Chakravarty Pritish, Maalberg Maiki, Cozzi Gabriele, Ozgul Arpat, Aminian Kamiar
1School of Engineering, Ecole Polytechnique Fédérale de Lausanne, Lausanne, Switzerland.
2School of Information Technologies, Tallinn University of Technology, Tallinn, Estonia.
Mov Ecol. 2019 Aug 27;7:28. doi: 10.1186/s40462-019-0172-6. eCollection 2019.
Animal-borne data loggers today often house several sensors recording simultaneously at high frequency. This offers opportunities to gain fine-scale insights into behaviour from individual-sensor as well as integrated multi-sensor data. In the context of behaviour recognition, even though accelerometers have been used extensively, magnetometers have recently been shown to detect specific behaviours that accelerometers miss. The prevalent constraint of limited training data necessitates the importance of identifying behaviours with high robustness to data from new individuals, and may require fusing data from both these sensors. However, no study yet has developed an end-to-end approach to recognise common animal behaviours such as foraging, locomotion, and resting from magnetometer data in a common classification framework capable of accommodating and comparing data from both sensors.
We address this by first leveraging magnetometers' similarity to accelerometers to develop biomechanical descriptors of movement: we use the static component given by sensor tilt with respect to Earth's local magnetic field to estimate posture, and the dynamic component given by change in sensor tilt with time to characterise movement intensity and periodicity. We use these descriptors within an existing hybrid scheme that combines biomechanics and machine learning to recognise behaviour. We showcase the utility of our method on triaxial magnetometer data collected on ten wild Kalahari meerkats (), with annotated video recordings of each individual serving as groundtruth. Finally, we compare our results with accelerometer-based behaviour recognition.

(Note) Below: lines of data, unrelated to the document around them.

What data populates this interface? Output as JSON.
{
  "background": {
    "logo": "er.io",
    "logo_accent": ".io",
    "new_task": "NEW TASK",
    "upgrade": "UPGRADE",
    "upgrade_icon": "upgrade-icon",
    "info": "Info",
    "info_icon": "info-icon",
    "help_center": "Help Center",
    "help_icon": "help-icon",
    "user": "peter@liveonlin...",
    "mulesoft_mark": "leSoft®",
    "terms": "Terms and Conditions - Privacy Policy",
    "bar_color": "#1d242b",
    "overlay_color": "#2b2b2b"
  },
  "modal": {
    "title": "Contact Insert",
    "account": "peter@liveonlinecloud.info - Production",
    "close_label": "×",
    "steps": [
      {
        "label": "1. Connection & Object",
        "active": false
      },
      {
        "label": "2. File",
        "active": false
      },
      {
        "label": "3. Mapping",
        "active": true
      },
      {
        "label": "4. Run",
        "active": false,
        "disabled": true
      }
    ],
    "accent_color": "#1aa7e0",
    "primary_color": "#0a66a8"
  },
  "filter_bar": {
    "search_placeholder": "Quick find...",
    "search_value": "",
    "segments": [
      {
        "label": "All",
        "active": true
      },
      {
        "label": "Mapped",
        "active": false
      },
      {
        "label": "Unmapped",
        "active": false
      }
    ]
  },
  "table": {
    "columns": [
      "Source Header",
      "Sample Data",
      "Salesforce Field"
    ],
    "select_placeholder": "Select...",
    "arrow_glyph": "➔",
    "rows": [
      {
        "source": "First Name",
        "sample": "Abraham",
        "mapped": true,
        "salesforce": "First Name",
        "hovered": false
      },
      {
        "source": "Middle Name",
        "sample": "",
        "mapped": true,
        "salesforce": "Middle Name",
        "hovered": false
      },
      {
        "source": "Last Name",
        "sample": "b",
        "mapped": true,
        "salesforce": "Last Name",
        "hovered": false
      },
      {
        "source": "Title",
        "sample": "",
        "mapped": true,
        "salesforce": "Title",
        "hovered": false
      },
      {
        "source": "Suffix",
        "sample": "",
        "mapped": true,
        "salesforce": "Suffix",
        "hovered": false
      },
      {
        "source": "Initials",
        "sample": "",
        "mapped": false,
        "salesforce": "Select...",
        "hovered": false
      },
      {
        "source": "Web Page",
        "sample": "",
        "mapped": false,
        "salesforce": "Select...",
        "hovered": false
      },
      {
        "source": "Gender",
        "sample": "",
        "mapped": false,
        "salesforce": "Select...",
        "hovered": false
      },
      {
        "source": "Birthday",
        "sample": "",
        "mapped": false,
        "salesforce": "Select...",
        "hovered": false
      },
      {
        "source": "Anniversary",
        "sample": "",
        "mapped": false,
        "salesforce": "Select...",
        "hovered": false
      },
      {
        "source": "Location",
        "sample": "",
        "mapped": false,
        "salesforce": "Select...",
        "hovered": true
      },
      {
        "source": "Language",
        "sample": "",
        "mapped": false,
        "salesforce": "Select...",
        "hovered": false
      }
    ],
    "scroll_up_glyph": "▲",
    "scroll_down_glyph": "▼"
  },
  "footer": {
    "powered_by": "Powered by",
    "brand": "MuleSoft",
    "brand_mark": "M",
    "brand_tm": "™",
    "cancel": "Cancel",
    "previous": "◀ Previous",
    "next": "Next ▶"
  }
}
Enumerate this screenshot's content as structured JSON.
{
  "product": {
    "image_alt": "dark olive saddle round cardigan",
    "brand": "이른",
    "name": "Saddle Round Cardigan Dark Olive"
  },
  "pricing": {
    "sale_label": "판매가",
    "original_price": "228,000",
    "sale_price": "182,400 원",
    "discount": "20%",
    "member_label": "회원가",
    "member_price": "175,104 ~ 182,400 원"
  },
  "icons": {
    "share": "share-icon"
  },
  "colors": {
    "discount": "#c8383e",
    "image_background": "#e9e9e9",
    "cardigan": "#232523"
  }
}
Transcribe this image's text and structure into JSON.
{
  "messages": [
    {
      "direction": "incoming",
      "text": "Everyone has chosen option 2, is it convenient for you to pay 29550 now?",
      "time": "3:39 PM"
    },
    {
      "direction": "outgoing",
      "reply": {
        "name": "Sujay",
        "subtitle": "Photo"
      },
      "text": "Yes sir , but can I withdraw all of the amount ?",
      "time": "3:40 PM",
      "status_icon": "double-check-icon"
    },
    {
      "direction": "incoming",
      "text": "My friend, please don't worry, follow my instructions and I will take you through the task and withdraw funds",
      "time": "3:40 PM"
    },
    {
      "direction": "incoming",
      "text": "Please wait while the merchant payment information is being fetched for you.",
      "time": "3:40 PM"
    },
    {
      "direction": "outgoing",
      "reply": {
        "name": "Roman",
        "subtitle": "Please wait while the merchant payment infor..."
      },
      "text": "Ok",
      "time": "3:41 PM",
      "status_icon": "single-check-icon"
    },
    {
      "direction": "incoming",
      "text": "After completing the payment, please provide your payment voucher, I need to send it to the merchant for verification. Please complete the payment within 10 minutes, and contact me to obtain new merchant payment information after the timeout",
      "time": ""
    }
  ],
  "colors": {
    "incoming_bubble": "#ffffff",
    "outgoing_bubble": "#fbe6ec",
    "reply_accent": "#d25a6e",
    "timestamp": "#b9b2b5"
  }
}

The overall recognition accuracy of > 94% obtained with magnetometer data was found to be comparable to that achieved using accelerometer data. Interestingly, higher robustness to inter-individual variability in dynamic behaviour was achieved with the magnetometer, while the accelerometer was better at estimating posture.
Magnetometers were found to accurately identify common behaviours, and were particularly robust to dynamic behaviour recognition. The use of biomechanical considerations to summarise magnetometer data makes the hybrid scheme capable of accommodating data from either or both sensors within the same framework according to each sensor's strengths. This provides future studies with a method to assess the added benefit of using magnetometers for behaviour recognition.
如今,动物携带的数据记录器通常内置多个传感器,能够高频同步记录数据。这为从单个传感器以及整合的多传感器数据中获取行为的精细尺度洞察提供了机会。在行为识别的背景下,尽管加速度计已被广泛使用,但最近研究表明磁力计能够检测到加速度计遗漏的特定行为。训练数据有限这一普遍限制凸显了识别对新个体数据具有高稳健性的行为的重要性,这可能需要融合来自这两种传感器的数据。然而,尚未有研究开发出一种端到端的方法,在一个能够容纳和比较来自两种传感器数据的通用分类框架中,从磁力计数据识别诸如觅食、运动和休息等常见动物行为。
我们首先利用磁力计与加速度计的相似性来开发运动的生物力学描述符,以此解决这一问题:我们使用传感器相对于地球局部磁场的倾斜度给出的静态分量来估计姿势,并使用传感器倾斜度随时间的变化给出的动态分量来表征运动强度和周期性。我们在一个结合生物力学和机器学习的现有混合方案中使用这些描述符来识别行为。我们在从十只野生喀拉哈里狐獴收集的三轴磁力计数据上展示了我们方法的效用,每只个体的带注释视频记录作为地面真值。最后,我们将我们的结果与基于加速度计的行为识别结果进行比较。
发现使用磁力计数据获得的总体识别准确率>94%,与使用加速度计数据实现的准确率相当。有趣的是,磁力计在动态行为的个体间变异性方面具有更高的稳健性,而加速度计在估计姿势方面表现更好。
发现磁力计能够准确识别常见行为,并且在动态行为识别方面特别稳健。利用生物力学考量来总结磁力计数据,使得混合方案能够根据每个传感器的优势,在同一框架内容纳来自任一传感器或两个传感器的数据。这为未来的研究提供了一种方法,以评估使用磁力计进行行为识别的额外益处。